Tatva is now in talks to provide welfare areas at several other major festivals around the country. “Now, thankfully, people are like, ‘Oh yeah, we do need that,” Malviya says, “because we will have people who are going to struggle, and we’re going to either have to hand them to the police, or take them in the back of an ambulance van, or the third thing is that your parents will get called’—all these things which don’t actually help the person who is struggling.”

Tatva’s welfare area at Magnetic Fields. Photo: Vishakha Jindal

The organization will be providing a dedicated emotional welfare tent at Magnetic Fields for the third year now—and it’s not just psychedelic drug overdoses that they treat. “We had everything from somebody who’d cut a finger to somebody who’d gotten into a fight with their boyfriend to somebody who had a 12-hour long psychotic episode due to taking something that they didn’t understand,” says Malviya. She explains that many of the people who end up needing the welfare area are often the musicians themselves, who suddenly find themselves within easy access of mood-altering substances after they finish playing their sets.

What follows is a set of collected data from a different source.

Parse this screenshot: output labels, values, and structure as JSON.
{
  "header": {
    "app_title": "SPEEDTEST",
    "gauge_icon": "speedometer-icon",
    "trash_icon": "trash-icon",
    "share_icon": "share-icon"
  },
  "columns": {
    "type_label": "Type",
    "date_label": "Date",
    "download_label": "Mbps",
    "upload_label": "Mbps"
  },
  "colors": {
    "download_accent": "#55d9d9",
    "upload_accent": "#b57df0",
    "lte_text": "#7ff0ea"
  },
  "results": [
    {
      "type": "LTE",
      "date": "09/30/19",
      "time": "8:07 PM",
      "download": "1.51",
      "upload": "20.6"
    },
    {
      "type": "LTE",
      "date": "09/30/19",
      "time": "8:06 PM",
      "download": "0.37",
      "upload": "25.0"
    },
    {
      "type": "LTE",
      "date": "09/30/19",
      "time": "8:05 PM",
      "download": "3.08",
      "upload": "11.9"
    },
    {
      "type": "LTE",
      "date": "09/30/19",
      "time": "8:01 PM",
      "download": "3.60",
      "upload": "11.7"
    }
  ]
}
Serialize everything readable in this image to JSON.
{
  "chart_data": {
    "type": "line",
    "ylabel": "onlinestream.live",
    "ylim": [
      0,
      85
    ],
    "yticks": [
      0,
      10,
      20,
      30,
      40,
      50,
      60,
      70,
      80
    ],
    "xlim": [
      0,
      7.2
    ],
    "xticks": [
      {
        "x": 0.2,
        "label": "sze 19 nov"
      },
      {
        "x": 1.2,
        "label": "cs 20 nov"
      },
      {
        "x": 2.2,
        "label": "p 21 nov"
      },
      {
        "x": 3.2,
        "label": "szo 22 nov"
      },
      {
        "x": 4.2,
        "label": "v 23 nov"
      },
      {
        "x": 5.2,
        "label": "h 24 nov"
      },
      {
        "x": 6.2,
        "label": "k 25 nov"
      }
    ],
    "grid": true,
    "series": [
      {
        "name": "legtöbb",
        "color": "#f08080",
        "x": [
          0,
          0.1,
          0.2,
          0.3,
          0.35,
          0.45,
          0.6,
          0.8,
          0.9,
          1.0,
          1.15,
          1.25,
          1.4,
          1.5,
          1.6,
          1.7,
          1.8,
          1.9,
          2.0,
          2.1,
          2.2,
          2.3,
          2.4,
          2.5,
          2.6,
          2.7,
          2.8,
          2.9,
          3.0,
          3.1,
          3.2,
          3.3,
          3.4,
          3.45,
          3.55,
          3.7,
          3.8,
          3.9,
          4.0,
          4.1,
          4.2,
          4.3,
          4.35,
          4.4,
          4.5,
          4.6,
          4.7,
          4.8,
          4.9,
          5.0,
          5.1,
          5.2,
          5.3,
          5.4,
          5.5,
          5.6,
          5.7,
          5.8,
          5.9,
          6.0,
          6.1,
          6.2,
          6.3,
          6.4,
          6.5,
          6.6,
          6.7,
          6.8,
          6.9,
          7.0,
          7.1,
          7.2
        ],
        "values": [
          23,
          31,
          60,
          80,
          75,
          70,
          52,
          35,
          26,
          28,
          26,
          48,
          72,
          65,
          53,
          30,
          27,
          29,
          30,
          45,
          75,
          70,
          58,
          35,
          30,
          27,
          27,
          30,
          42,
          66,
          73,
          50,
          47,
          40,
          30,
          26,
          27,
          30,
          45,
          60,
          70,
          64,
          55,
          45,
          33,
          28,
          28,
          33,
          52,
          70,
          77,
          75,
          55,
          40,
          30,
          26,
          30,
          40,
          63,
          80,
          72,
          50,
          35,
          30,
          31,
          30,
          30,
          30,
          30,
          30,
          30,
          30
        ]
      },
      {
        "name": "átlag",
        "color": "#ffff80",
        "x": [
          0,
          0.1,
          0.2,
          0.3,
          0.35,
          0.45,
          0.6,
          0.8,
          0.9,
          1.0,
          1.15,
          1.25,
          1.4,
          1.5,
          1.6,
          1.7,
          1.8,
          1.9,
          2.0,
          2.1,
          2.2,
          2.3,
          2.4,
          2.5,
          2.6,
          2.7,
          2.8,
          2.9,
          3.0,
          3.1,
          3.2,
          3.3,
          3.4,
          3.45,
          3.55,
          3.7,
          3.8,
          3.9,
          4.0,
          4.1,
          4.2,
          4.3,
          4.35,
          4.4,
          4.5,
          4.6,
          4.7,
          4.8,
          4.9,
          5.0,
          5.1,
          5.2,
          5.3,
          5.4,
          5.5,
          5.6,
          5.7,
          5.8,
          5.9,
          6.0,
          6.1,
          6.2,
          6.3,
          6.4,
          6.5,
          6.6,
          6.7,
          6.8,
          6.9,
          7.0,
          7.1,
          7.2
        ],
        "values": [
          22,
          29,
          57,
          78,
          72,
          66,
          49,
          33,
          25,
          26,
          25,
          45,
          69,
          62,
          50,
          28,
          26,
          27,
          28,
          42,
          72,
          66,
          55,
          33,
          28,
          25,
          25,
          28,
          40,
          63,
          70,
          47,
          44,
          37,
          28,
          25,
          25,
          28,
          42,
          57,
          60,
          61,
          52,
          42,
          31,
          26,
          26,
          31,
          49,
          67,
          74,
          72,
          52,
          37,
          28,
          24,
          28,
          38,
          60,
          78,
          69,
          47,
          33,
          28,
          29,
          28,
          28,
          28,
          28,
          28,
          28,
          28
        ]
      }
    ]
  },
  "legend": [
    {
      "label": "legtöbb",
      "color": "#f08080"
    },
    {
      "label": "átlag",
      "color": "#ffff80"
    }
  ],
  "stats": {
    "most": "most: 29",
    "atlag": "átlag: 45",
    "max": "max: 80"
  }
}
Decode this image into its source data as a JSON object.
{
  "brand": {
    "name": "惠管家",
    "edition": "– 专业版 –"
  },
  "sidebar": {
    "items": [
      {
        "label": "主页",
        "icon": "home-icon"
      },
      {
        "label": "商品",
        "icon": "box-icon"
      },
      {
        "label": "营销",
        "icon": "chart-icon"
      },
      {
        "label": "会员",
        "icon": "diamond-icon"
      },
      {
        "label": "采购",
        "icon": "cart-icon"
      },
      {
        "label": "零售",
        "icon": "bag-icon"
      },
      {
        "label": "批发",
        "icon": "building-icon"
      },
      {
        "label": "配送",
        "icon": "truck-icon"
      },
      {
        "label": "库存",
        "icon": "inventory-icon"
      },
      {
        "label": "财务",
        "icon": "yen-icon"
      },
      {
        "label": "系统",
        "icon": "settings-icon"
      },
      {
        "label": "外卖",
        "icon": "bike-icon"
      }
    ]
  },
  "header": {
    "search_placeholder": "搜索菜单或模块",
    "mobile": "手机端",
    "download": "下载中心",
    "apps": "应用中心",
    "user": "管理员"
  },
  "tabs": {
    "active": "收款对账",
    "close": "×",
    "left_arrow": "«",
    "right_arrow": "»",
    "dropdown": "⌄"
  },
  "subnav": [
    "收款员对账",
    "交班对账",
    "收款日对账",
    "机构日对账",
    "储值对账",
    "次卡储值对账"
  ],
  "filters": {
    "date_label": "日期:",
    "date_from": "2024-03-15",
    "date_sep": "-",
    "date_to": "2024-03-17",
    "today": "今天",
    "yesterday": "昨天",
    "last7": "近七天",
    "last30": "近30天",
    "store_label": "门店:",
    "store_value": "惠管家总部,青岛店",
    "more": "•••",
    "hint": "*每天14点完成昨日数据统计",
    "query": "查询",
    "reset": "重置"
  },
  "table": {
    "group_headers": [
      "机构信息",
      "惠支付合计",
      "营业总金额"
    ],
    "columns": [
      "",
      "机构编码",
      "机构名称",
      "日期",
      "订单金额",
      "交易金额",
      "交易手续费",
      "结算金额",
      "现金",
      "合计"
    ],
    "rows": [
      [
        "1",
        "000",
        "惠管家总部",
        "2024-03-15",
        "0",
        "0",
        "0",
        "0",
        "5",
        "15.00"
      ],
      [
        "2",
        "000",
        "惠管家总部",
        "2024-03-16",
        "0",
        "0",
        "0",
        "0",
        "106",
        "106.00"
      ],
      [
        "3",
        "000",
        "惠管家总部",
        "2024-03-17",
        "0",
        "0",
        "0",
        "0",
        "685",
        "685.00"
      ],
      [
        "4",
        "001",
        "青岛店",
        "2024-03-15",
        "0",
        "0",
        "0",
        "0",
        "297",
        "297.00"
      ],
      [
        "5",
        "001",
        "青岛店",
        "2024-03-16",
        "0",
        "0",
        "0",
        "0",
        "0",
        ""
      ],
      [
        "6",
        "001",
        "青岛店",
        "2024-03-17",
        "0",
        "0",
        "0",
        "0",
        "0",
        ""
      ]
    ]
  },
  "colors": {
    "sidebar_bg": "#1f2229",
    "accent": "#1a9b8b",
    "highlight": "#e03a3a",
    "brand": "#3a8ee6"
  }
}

“We want to be the buffer between the uniformed person who’s going to do whatever, and the festival,” Malviya says. The tents also serve an educational purpose: “[Festival-goers are] getting no information on their health whatsoever, whether that’s about staying hydrated, or that’s about the kind of tents that they’re staying in, or safety about something that somebody might offer you in a drink, or mixing certain things with certain things.” Tatva’s wellness areas aim to help festival-goers make informed choices about the substances they take. “That’s why it’s called harm reduction,” she says.